Amid war and uncertainty, Lebanon’s layered history and shared traditions of Lent and Ramadan evoke a timeless story of resilience, memory, and renewal.
Lent and Ramadan, the periods before Fitr and Easter, have practically coincided this year. Spring is a time of resurrection and renewal, both of which have a deep meaning in Lebanon, a country already tightly-wrapped in history.
And at this time of year, I often read parts of The Hills of Adonis by Colin Thubron, perhaps because he captures Lebanon in spring so beautifully, but also because this year in particular, we once again feel the weight of fortune heavy on our collective shoulders. It is good to remember that we spring from a tradition so much more profound than that of those who seek to remove us.
Before Christ walked in Sidon; before he performed his miracle at Qana, the ancient Semites worshiped Astarte, the pagan goddess of the moon, fertility and spring and whose name is arguably the origin of the word Easter. Her lover, Adonis, was killed by a wild boar, sent by Astarte’s jealous husband, at a grotto near the River Ibrahim. However, the Gods showed pity and allowed Adonis to ascend from the underworld once a year, in spring, when the flooding river shifts red mud, said to be the renewed blood of Adonis, from the mountain slopes and into the Mediterranean.
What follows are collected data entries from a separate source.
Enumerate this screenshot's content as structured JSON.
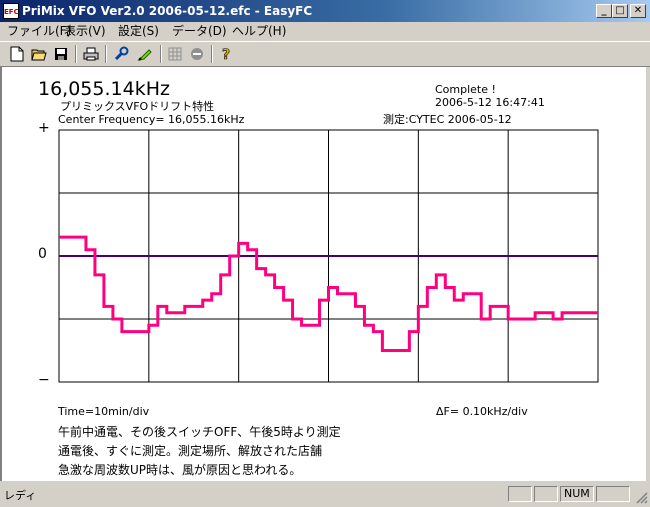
{
  "window": {
    "title": "PriMix VFO Ver2.0 2006-05-12.efc - EasyFC",
    "icon_label": "EFC"
  },
  "caption_buttons": {
    "minimize": "_",
    "maximize": "□",
    "close": "✕"
  },
  "menu": [
    {
      "label": "ファイル(F)"
    },
    {
      "label": "表示(V)"
    },
    {
      "label": "設定(S)"
    },
    {
      "label": "データ(D)"
    },
    {
      "label": "ヘルプ(H)"
    }
  ],
  "toolbar": {
    "buttons": [
      "new-file-icon",
      "open-folder-icon",
      "save-icon",
      "print-icon",
      "wrench-icon",
      "marker-icon",
      "grid-icon",
      "stop-icon",
      "help-icon"
    ]
  },
  "display": {
    "frequency": "16,055.14kHz",
    "subtitle": "プリミックスVFOドリフト特性",
    "center_frequency": "Center Frequency= 16,055.16kHz",
    "status": "Complete !",
    "datetime": "2006-5-12  16:47:41",
    "measured_by": "測定:CYTEC  2006-05-12",
    "y_label_plus": "+",
    "y_label_zero": "0",
    "y_label_minus": "−",
    "time_div": "Time=10min/div",
    "delta_f": "ΔF=     0.10kHz/div",
    "notes": [
      "午前中通電、その後スイッチOFF、午後5時より測定",
      "通電後、すぐに測定。測定場所、解放された店舗",
      "急激な周波数UP時は、風が原因と思われる。"
    ]
  },
  "chart_data": {
    "type": "line",
    "x_unit": "min",
    "y_unit": "kHz",
    "xlim": [
      0,
      60
    ],
    "ylim": [
      -0.2,
      0.2
    ],
    "x": [
      0,
      1,
      2,
      3,
      4,
      5,
      6,
      7,
      8,
      9,
      10,
      11,
      12,
      13,
      14,
      15,
      16,
      17,
      18,
      19,
      20,
      21,
      22,
      23,
      24,
      25,
      26,
      27,
      28,
      29,
      30,
      31,
      32,
      33,
      34,
      35,
      36,
      37,
      38,
      39,
      40,
      41,
      42,
      43,
      44,
      45,
      46,
      47,
      48,
      49,
      50,
      51,
      52,
      53,
      54,
      55,
      56,
      57,
      58,
      59,
      60
    ],
    "values": [
      0.03,
      0.03,
      0.03,
      0.01,
      -0.03,
      -0.08,
      -0.1,
      -0.12,
      -0.12,
      -0.12,
      -0.11,
      -0.08,
      -0.09,
      -0.09,
      -0.08,
      -0.08,
      -0.07,
      -0.06,
      -0.03,
      0.0,
      0.02,
      0.01,
      -0.02,
      -0.03,
      -0.05,
      -0.07,
      -0.1,
      -0.11,
      -0.11,
      -0.07,
      -0.05,
      -0.06,
      -0.06,
      -0.08,
      -0.11,
      -0.12,
      -0.15,
      -0.15,
      -0.15,
      -0.12,
      -0.08,
      -0.05,
      -0.03,
      -0.05,
      -0.07,
      -0.06,
      -0.06,
      -0.1,
      -0.08,
      -0.08,
      -0.1,
      -0.1,
      -0.1,
      -0.09,
      -0.09,
      -0.1,
      -0.09,
      -0.09,
      -0.09,
      -0.09,
      -0.09
    ],
    "zero_line": 0,
    "grid": true
  },
  "statusbar": {
    "text": "レディ",
    "num": "NUM"
  },
  "colors": {
    "trace": "#ff0080",
    "zero_line": "#400080",
    "grid": "#000000",
    "client_bg": "#ffffff"
  }
}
Then there is Bacchus (or Dionysus to the Greeks), the Roman God of Wine to whom a huge temple in Baalbek in the Northern Bekaa Valley is dedicated. The Romans and Greeks might claim him as their own but he is very much ‘Lebanese’, being the son of Jupiter and Semele, the daughter of the Phoenician prince Kadmos.
The worship of Bacchus, by ancient fertility cults revolved around the idea of resurrection, expressed initially through the agricultural cycle of sowing, growing, harvesting and feasting. So wild were these parties, or Bacchanals, that Rome, mindful of what was happening on the eastern fringes of its empire, commissioned the Temple of Jupiter to overlook that of Bacchus, to remind the people of the Bekaa, just who was in charge.
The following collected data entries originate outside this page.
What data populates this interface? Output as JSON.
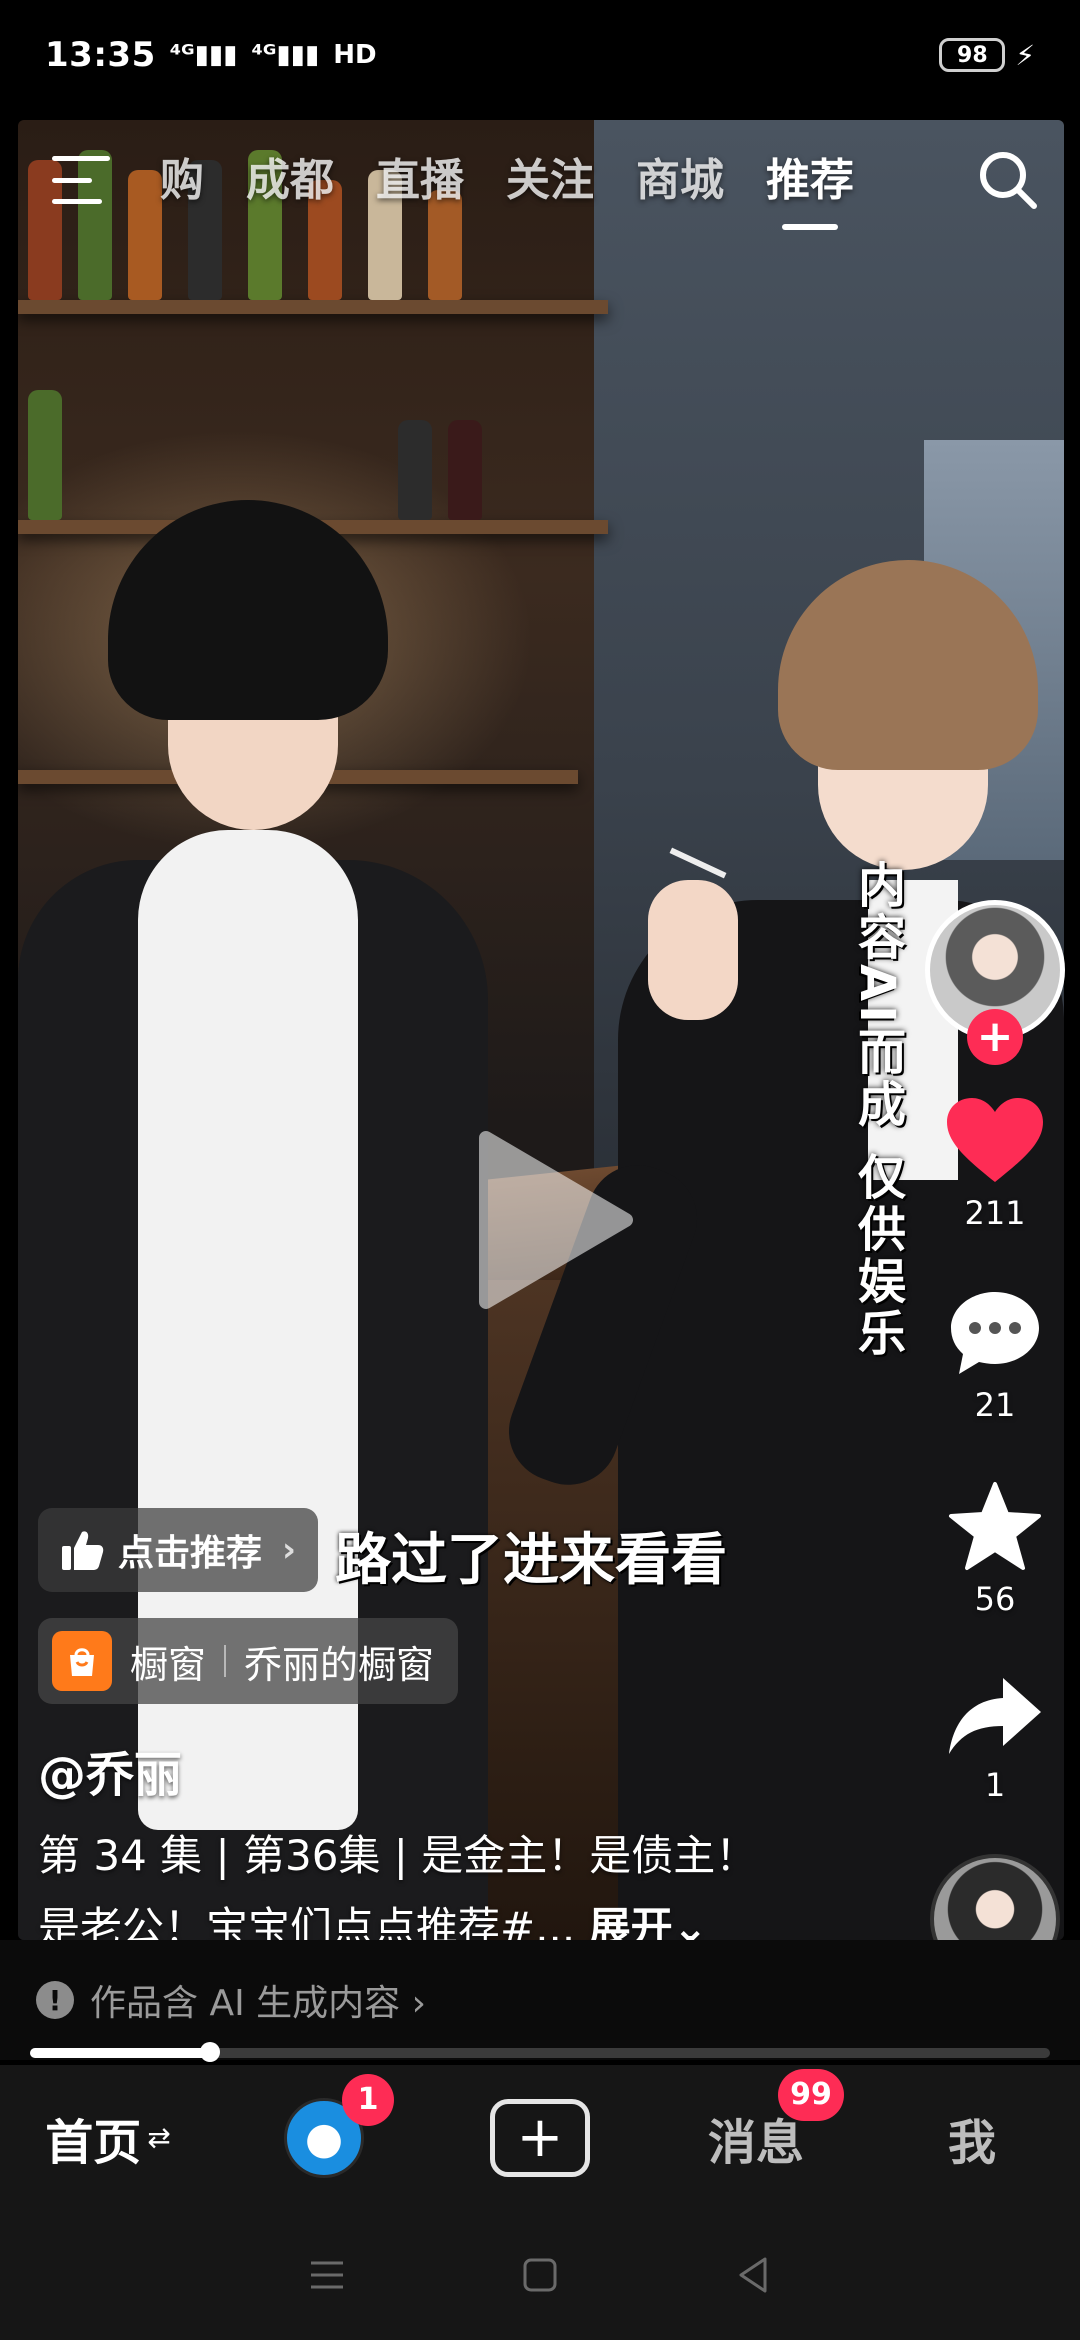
{
  "status_bar": {
    "time": "13:35",
    "signal_1": "⁴ᴳ▮▮▮",
    "signal_2": "⁴ᴳ▮▮▮",
    "hd_label": "HD",
    "battery": "98"
  },
  "top_nav": {
    "tabs": [
      "购",
      "成都",
      "直播",
      "关注",
      "商城",
      "推荐"
    ],
    "active_tab": "推荐"
  },
  "video": {
    "vertical_notice": "内容AI而成 仅供娱乐",
    "subtitle": "路过了进来看看"
  },
  "rail": {
    "like_count": "211",
    "comment_count": "21",
    "favorite_count": "56",
    "share_count": "1",
    "like_color": "#fe2c55"
  },
  "recommend_chip": {
    "label": "点击推荐"
  },
  "shop_chip": {
    "label": "橱窗",
    "shop_name": "乔丽的橱窗"
  },
  "caption": {
    "author": "@乔丽",
    "line1": "第 34 集 | 第36集 | 是金主！是债主！",
    "line2": "是老公！宝宝们点点推荐#...",
    "expand_label": "展开⌄"
  },
  "ai_notice": {
    "text": "作品含 AI 生成内容 ›"
  },
  "progress": {
    "fraction": 0.176
  },
  "bottom_nav": {
    "home_label": "首页",
    "friends_badge": "1",
    "messages_label": "消息",
    "messages_badge": "99",
    "me_label": "我"
  }
}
The Bekaa is wild and mystical. It is Canaanite and Roman, Byzantine Mameluke, Ottoman and the French. The Israelis certainly did, when they invaded Lebanon 1982 and sent their tanks trundling up the road north through the vineyards of Qanafar and Amiq to do battle with the Syrian Army. The Bekaa with its patchwork of coloured soils has been witness to history. They have gone (for the moment) but the Bekaa endures.
As has Tripoli, Lebanon’s second city with its churches, mosques, khans and a magnificent crusader castle, built by Raymond of Saint-Gilles, the richest of the Crusaders and who died before it was completed, at the beginning of the 12th Century.
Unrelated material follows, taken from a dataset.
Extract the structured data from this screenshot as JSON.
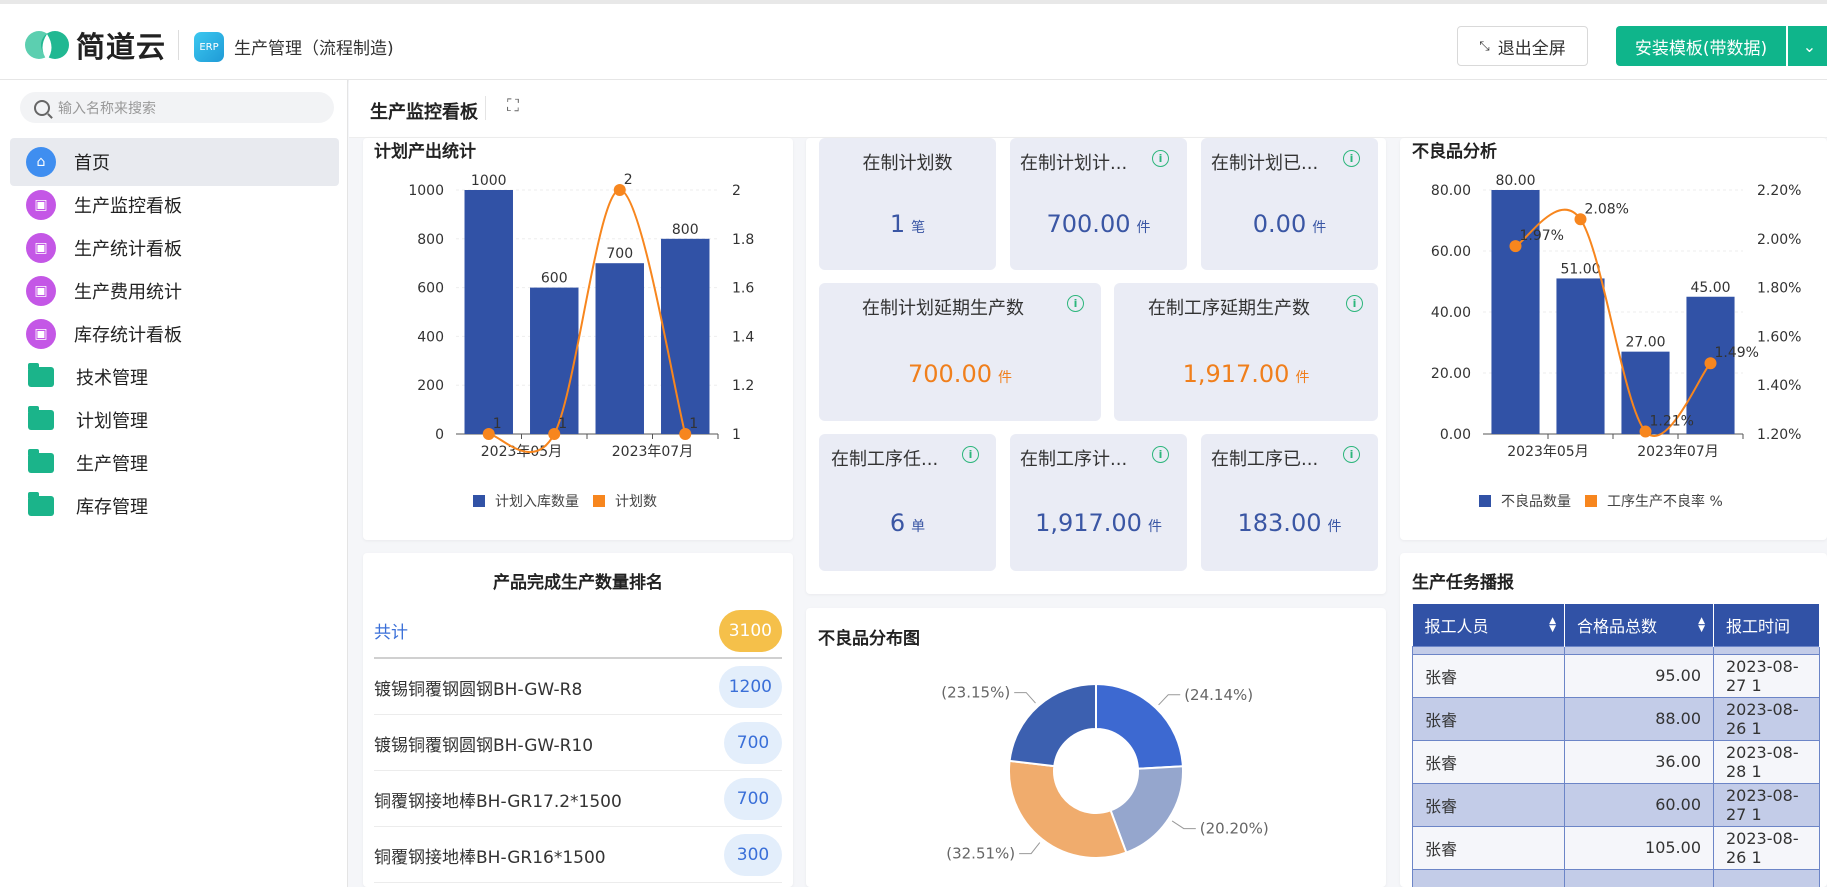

We all know that Byblos is the oldest inhabited city on earth, but it is also from where the ships of the Phoenician traders would load up with glass olive oil, purple dye and of course Bybline, the Grand Cru of the ancient world. The same can be said for the southern biblical cities of Sidon, near to where Astarte sat on her throne and Tyre, where the Romans held chariot races in a stadium you can still walk around today.
And then there is Beirut, the capital. Forget the restaurants, the malls and even the Pigeon Rock. Think of the layers of history, the earthquakes and wars and the people. In her song Ya Beirut, Majida El Roumi calls the Lebanese capital Il sitte I’Dunya, the lady of the world. But what kind of lady? Is she a respectable grande dame or is she an elderly ‘madam’ running a house of disrepute, once spectacularly beautiful, powerful and adored, now addled by age and too many favours, yet still imbued with dignity?
Elsewhere in the Lebanese songbook, Fairuz sings of a Beirut made from ‘the soul of its people; from wine, sweat and jasmine’. And yes, the city has survived, if not on account of wine and jasmine, then definitely with sweat, and not a little blood and tears too.
The blood and the tears have returned. Many of us won’t be coming for the holiday season. I wanted to be here for Easter, Eid el Kbeer. I wanted to walk up to the church on Easter Sunday and stand outside with the men, chatting, smoking, pushing worry beads. “Al maseeh qam!” Christ has risen! Lunch would have been long and loud; lamb washed down with whiskey or arak. It’s how we roll in the mountains.